No container logs, container stopped, worker unhealthy.
Hello everyone.
We run custom images on runpod to serve our inference.
We have been having a hard time getting Runpod to behave consistently.
Our serverless workers go "unhealthy" with no indication nor logs whatsoever on why that happens. Some images can't be run on most GPUs, whilst running just fine on 3090s.
* Our images run smoothly on 3090s, 4090s, and A100 on proprietary servers, Azure, and GCP.
* We cannot reproduce any of those images becoming unhealthy in any way on our own servers.
Whilst 3090s tend to usually work, with occasional unhealthy workers, A100 workers (both PCIe and SXM) are just unable to run our images.
When the worker goes unhealthy, I can't even ssh into it anymore to attempt figuring out what's wrong with it.
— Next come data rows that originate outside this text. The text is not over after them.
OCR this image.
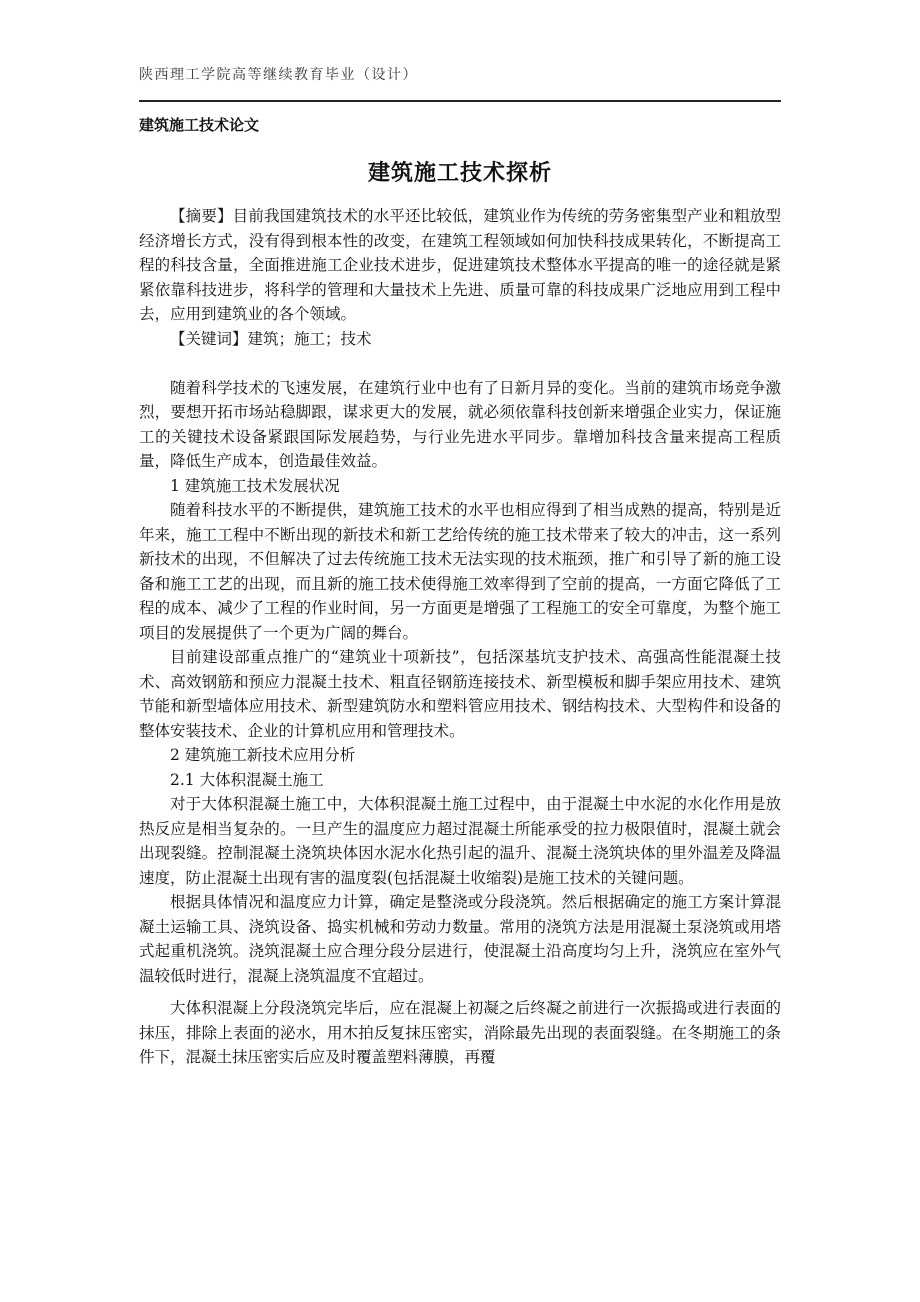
陕西理工学院高等继续教育毕业（设计）
建筑施工技术论文
建筑施工技术探析

【摘要】目前我国建筑技术的水平还比较低，建筑业作为传统的劳务密集型产业和粗放型经济增长方式，没有得到根本性的改变，在建筑工程领域如何加快科技成果转化，不断提高工程的科技含量，全面推进施工企业技术进步，促进建筑技术整体水平提高的唯一的途径就是紧紧依靠科技进步，将科学的管理和大量技术上先进、质量可靠的科技成果广泛地应用到工程中去，应用到建筑业的各个领域。

【关键词】建筑；施工；技术

随着科学技术的飞速发展，在建筑行业中也有了日新月异的变化。当前的建筑市场竞争激烈，要想开拓市场站稳脚跟，谋求更大的发展，就必须依靠科技创新来增强企业实力，保证施工的关键技术设备紧跟国际发展趋势，与行业先进水平同步。靠增加科技含量来提高工程质量，降低生产成本，创造最佳效益。

1 建筑施工技术发展状况

随着科技水平的不断提供，建筑施工技术的水平也相应得到了相当成熟的提高，特别是近年来，施工工程中不断出现的新技术和新工艺给传统的施工技术带来了较大的冲击，这一系列新技术的出现，不但解决了过去传统施工技术无法实现的技术瓶颈，推广和引导了新的施工设备和施工工艺的出现，而且新的施工技术使得施工效率得到了空前的提高，一方面它降低了工程的成本、减少了工程的作业时间，另一方面更是增强了工程施工的安全可靠度，为整个施工项目的发展提供了一个更为广阔的舞台。

目前建设部重点推广的“建筑业十项新技”，包括深基坑支护技术、高强高性能混凝土技术、高效钢筋和预应力混凝土技术、粗直径钢筋连接技术、新型模板和脚手架应用技术、建筑节能和新型墙体应用技术、新型建筑防水和塑料管应用技术、钢结构技术、大型构件和设备的整体安装技术、企业的计算机应用和管理技术。

2 建筑施工新技术应用分析

2.1 大体积混凝土施工

对于大体积混凝土施工中，大体积混凝土施工过程中，由于混凝土中水泥的水化作用是放热反应是相当复杂的。一旦产生的温度应力超过混凝土所能承受的拉力极限值时，混凝土就会出现裂缝。控制混凝土浇筑块体因水泥水化热引起的温升、混凝土浇筑块体的里外温差及降温速度，防止混凝土出现有害的温度裂(包括混凝土收缩裂)是施工技术的关键问题。

根据具体情况和温度应力计算，确定是整浇或分段浇筑。然后根据确定的施工方案计算混凝土运输工具、浇筑设备、捣实机械和劳动力数量。常用的浇筑方法是用混凝土泵浇筑或用塔式起重机浇筑。浇筑混凝土应合理分段分层进行，使混凝土沿高度均匀上升，浇筑应在室外气温较低时进行，混凝上浇筑温度不宜超过。

大体积混凝上分段浇筑完毕后，应在混凝上初凝之后终凝之前进行一次振捣或进行表面的抹压，排除上表面的泌水，用木拍反复抹压密实，消除最先出现的表面裂缝。在冬期施工的条件下，混凝土抹压密实后应及时覆盖塑料薄膜，再覆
This paired with the complete lack of logs, makes it an impossible task to debug the issue.
Is there anyone that experienced this, or has any clue on how to approach this.
3 Replies
Usually it goes unhealthy when handler throws an error, or I think when the application stopped after that
You can filter the logs from the logs tab for that worker isn't it?
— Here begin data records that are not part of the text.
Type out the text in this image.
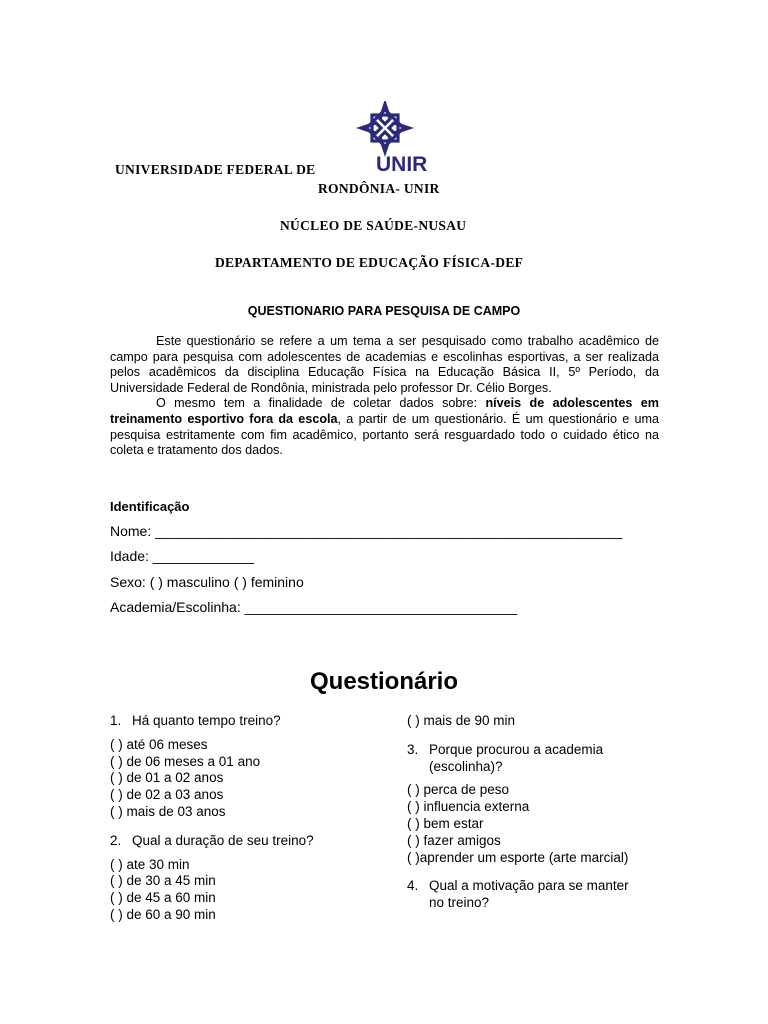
UNIR
UNIVERSIDADE FEDERAL DE
RONDÔNIA- UNIR
NÚCLEO DE SAÚDE-NUSAU
DEPARTAMENTO DE EDUCAÇÃO FÍSICA-DEF
QUESTIONARIO PARA PESQUISA DE CAMPO

Este questionário se refere a um tema a ser pesquisado como trabalho acadêmico de campo para pesquisa com adolescentes de academias e escolinhas esportivas, a ser realizada pelos acadêmicos da disciplina Educação Física na Educação Básica II, 5º Período, da Universidade Federal de Rondônia, ministrada pelo professor Dr. Célio Borges.

O mesmo tem a finalidade de coletar dados sobre: níveis de adolescentes em treinamento esportivo fora da escola, a partir de um questionário. É um questionário e uma pesquisa estritamente com fim acadêmico, portanto será resguardado todo o cuidado ético na coleta e tratamento dos dados.

Identificação
Nome: ____________________________________________________________
Idade: _____________
Sexo: ( ) masculino ( ) feminino
Academia/Escolinha: ___________________________________
Questionário
1. Há quanto tempo treino?
( ) até 06 meses
( ) de 06 meses a 01 ano
( ) de 01 a 02 anos
( ) de 02 a 03 anos
( ) mais de 03 anos
2. Qual a duração de seu treino?
( ) ate 30 min
( ) de 30 a 45 min
( ) de 45 a 60 min
( ) de 60 a 90 min
( ) mais de 90 min
3. Porque procurou a academia (escolinha)?
( ) perca de peso
( ) influencia externa
( ) bem estar
( ) fazer amigos
( )aprender um esporte (arte marcial)
4. Qual a motivação para se manter no treino?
But maybe you can contact runpod too with your endpoint ID to learn more about your error
@Jaco
Escalated To Zendesk
The thread has been escalated to Zendesk!
In case anyone encouters this, the issue was specific to the
python:3.10-slim
base image. For some reason it only works on some 3090s.
I think from runpod's point of view it'd be enough to provide more detailed worker logs.
The container logs do not appear at all in this cases as the container straight up fails to start.